Selasa, 01 September 2009

Kau tak tergantikan
Windu set
Setiap terbangun dari tidur
Mata belum lagi terbuka
Hatiku seperti terhempas
Ada yang hilang dari diriku
Ada yang terlepas dari sanubariku
Pada yang ada dan tiada
Jadi sepercik harap
Jadi seberkas impian
Meski waktu pergi dan berlalu
Kau tak akan terganti

Nuning, pertama kali aku bertemu dan melihat dirinya terkasan anak manja dan sedikit angkuh.

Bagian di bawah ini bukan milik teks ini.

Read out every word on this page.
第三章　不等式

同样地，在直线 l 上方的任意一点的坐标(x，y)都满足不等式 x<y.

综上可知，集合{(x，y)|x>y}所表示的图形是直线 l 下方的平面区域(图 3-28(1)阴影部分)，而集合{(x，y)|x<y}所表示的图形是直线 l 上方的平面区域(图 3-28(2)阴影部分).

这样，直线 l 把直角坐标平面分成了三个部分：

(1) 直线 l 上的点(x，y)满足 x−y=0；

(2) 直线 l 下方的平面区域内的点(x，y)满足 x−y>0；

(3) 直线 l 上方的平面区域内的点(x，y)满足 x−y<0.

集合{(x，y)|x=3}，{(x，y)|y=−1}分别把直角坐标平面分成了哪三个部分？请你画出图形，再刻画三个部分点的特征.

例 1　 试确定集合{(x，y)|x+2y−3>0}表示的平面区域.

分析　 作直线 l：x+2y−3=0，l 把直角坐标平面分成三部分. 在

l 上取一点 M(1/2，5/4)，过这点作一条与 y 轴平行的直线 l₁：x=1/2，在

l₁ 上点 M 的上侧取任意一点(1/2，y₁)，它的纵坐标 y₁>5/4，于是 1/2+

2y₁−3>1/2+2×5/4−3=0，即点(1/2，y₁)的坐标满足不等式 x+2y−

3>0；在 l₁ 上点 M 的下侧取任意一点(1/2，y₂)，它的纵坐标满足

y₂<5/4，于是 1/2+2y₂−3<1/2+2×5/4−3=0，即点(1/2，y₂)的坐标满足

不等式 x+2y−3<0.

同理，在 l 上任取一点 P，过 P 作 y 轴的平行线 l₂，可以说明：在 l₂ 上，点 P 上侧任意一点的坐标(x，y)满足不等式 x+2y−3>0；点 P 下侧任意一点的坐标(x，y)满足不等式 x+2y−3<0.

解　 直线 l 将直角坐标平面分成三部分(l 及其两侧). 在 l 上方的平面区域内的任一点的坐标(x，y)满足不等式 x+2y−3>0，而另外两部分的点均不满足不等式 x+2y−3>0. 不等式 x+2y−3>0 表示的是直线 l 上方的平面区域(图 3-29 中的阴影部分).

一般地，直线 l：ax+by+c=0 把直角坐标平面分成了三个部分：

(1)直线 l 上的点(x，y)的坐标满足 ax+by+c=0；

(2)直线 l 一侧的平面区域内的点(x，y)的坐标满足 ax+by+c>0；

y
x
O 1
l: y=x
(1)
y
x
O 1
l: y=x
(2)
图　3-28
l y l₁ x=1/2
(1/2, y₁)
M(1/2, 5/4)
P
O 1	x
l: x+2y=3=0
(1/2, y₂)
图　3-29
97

Ia datang padaku bersama suaminya teman se SMA dulu. Pengantin baru saat itu. Aku ingat betul, wjahnya yang belia dan cantik tidak sebanding dengan usia temanku yang jadi suaminya. Usia mereka terpaut sangat jauh, boleh dibilang anak dan ayahnya. Tapi apaun itu sepertinya tidak mempengaruhi hubungannya sebagai suami istri. Jodoh . ya jodoh, memang bukan urusan manusia tapi takdir Illahi. Nuning sangat mencintai Iman suaminya. Padahal aku tahu siapa Iman yang telah menduda sekian lama. Trak record yang boleh dibilang jelek. Play boy dan amburadul.
Kehadirannya disiang terik membuatku kaget, apalagi dengan air mata yang membanjiri kedua pipinya. Matanya bengkak memerah pertanda dia habis menangis.
“ Maaf bunda, aku datang untuk meminta nasehat.” Dugaanku terpatahkan. Nuning datang padaku dengan permintaan dan ketulusan. Dia bukan anak manja yang angkuh karena kecantikannya. Tapi seorang perempuan yang dirundung duka. Memelas sedih.
Impiannya menjadi seorang istri yang bahagia rupanya harus sirna atas keputusan suaminya. Temanku yang belum bisa berubah dengan keegoisannya. Laki-laki pujaan yang dicintainya dan dihormati ternyata memutuskan untuk berceraikan dirinya. Nuning merasa hidupnya nyaris berakhir. Baginya dunia teramat gelap, keberadaannya didunia tidak ada artinya. Mencintai laki-laki Cuma jadi siksa. Ya memang, laki-laki terkadang habis manis sepah dibuang. Tapi itu pada segelintir orang dan tidak pada orang lain.
“ Entah mengapa tiba-tiba seperti di tunjukkan Alloh untuk datang kesini. Bahkan ketika aku sholat malam wajah bunda yang ada pada lembar sajadahku.”
Ironis memang, tapi lebih ironis lagi ketika dia mempercayakan seluruh rahasia hidupnya padaku. Dan benar, semua rabaanku, prasangkaku tidak meleset. Artinya penilaianku pada manusia nyaris sering benar.